Exploratory Data Analysis (aka EDA) is the process of Descriptive Data Analytics that helps to know what has happened based on the given historical data.

This is the initial Descriptive Analysis part of the Data Analysis (aka DA) that involves cleaning and transforming data for the next step of DA that can be of Data Modelling (determining and defining the relationships between the tables).

Why EDA is done?

To get the grasp on organization’s data assets and extract meaningful information from their historical patterns that further helps business team to perform required actions to meet business targets or enhance KPIs (Key Performance Indicators - to measure the performance of the tasks/targets ).

Here I have considered sports dataset on FIFA, to perform common and essential data tasks in EDA especially if you are beginning to analyze data, these are essential steps whether DA is performed with MySQL or Python or R. There could be subtle changes in the syntaxes for other relational databases.

In short, DA helps to extract valuable information from the given dataset.

Dataset: The sample dataset that can be available from Tableau website, under FIFA 18 then click on ‘Sample Data’ at the top, scroll down to ‘download’ button for .xlsx or .csv formats - https://public.tableau.com/en-us/s/resources

Tools & Language: MySQL Workbench (GUI for MySQL Relational Database Management System aka RDBMS) to visualize data in tabular form and MySQL Shell (CMD/Terminal tool i.e., non-GUI) to write & execute SQL statements to get the essential information from the dataset that can be in CSV or Excel or JSON or any other format.

With relational database - we can compute descriptive statistics using aggregation functions such as min(), max(), avg(), sum(), stddev() on a numerical fields/columns. It’s similar to using describe() function from Pandas if you are familiar in Data Analysis with Python.

EDA is required to prepare reports and data visuals (data visualization) to present the story about the analysis performed to answer the questions by the business team, however the flavours of DA comes in 5 categories, such as Descriptive, Diagnostic, Predictive, Prescriptive and Cognitive analytics (these are FYI) and each is performed based on the requirement and the application you are working on. Here we are working on Descriptive Analytics…

What’s in EDA here:

Exploratory Data Analysis, done on multiple scenarios. Ex: analysis of the company’s data assets or it’s used for building Machine Learning predictive models. EDA is performed in and for nearly all business types - to analyze KPIs and for companies adopting data-driven decision making.

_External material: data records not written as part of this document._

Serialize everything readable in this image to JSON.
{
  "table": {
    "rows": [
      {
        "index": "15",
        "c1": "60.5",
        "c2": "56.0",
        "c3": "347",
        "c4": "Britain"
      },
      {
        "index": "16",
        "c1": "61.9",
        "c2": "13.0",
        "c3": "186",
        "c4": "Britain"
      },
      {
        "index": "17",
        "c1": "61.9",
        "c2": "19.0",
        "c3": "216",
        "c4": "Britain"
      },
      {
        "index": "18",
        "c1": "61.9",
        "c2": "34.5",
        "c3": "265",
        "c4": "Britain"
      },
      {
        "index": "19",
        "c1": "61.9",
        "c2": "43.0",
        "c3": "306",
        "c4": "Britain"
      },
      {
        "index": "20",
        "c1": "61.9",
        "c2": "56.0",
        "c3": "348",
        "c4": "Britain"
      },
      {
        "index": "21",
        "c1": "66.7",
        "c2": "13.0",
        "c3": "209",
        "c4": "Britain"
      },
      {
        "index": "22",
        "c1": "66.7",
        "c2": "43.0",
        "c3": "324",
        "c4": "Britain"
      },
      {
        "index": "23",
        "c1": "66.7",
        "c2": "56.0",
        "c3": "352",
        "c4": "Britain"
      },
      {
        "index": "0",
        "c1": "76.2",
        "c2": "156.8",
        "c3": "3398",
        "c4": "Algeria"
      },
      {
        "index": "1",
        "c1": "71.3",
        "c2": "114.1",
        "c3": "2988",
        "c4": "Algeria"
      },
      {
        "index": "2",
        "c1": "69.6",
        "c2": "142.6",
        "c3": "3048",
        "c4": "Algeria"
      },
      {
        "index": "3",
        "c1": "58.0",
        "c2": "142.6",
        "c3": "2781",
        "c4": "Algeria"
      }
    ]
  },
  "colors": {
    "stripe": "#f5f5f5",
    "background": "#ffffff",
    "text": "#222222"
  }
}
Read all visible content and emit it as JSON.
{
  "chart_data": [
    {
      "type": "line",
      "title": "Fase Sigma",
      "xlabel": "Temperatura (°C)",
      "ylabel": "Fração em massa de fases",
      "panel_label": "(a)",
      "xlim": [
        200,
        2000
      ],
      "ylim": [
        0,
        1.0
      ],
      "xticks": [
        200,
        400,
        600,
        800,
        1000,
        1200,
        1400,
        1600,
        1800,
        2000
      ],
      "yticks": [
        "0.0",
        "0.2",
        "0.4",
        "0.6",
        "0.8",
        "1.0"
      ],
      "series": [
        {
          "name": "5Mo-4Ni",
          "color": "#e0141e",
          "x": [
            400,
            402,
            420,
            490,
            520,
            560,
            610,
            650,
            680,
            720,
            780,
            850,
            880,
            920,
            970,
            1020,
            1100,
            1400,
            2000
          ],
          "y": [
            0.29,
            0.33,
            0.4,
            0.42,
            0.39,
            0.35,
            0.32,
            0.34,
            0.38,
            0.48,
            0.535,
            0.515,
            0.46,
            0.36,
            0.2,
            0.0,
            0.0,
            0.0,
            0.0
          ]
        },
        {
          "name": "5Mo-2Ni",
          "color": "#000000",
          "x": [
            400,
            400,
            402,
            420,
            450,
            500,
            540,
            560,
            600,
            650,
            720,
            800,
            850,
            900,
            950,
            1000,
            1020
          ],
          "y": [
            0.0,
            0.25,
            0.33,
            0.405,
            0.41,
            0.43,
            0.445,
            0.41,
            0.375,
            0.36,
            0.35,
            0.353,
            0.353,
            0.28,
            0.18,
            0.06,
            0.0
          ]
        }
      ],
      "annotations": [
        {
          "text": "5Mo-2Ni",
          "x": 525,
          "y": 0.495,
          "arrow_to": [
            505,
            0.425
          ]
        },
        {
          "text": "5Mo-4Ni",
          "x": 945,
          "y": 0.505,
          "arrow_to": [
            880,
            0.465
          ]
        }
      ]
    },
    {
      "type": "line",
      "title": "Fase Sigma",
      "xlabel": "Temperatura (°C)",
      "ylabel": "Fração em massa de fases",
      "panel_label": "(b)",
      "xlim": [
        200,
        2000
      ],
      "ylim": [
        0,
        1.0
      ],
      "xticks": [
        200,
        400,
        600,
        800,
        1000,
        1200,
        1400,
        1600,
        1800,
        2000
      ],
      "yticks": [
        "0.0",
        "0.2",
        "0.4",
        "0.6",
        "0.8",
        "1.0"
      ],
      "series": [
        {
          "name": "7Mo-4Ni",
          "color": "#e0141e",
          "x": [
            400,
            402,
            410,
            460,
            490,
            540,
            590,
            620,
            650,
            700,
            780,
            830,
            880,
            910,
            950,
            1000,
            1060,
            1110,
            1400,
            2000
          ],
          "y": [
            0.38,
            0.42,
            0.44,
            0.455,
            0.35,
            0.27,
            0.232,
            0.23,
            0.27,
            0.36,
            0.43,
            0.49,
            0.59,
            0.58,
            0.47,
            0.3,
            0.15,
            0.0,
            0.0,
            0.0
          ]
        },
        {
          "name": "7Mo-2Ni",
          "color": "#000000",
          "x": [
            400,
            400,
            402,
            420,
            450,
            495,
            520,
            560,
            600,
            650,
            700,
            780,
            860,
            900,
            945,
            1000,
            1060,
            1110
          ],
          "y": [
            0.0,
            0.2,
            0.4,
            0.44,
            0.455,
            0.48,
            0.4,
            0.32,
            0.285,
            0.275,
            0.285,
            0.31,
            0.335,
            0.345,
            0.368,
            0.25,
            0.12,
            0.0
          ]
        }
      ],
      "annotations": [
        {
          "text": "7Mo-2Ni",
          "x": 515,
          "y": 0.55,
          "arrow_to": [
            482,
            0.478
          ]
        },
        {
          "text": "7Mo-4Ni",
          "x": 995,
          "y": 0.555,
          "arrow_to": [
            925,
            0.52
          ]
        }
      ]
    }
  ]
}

If you are beginner to the Data Analysis or in the initial level of exploring data, below are the steps/statements I have explained with SQL statement and code snippets.

Note: Before you begin to write & execute SQL statements whether in MySQL Shell or Workbench, remember to keep the database server turned on, sometimes this step can be missed which happens with me! so as a note to turn, server on…

In the article To Interact with MySQL Database, you can find ways to connect to MySQL server where I have explained with Shell and Workbench tools along with the use-case of essential CRUD operations and about MySQL Server version in more details.

1. With MySQL Workbench:

Once the database server is turned on, you can open the GUI tool i.e., Workbench as seen in the below screenshot.

Image-1: This is landing screen once you open Workbench, next click on ‘Local instance 3306' to connect to local server instance and follow the on-screen instruction to enter password, if you have provided it during installation of MySQL server.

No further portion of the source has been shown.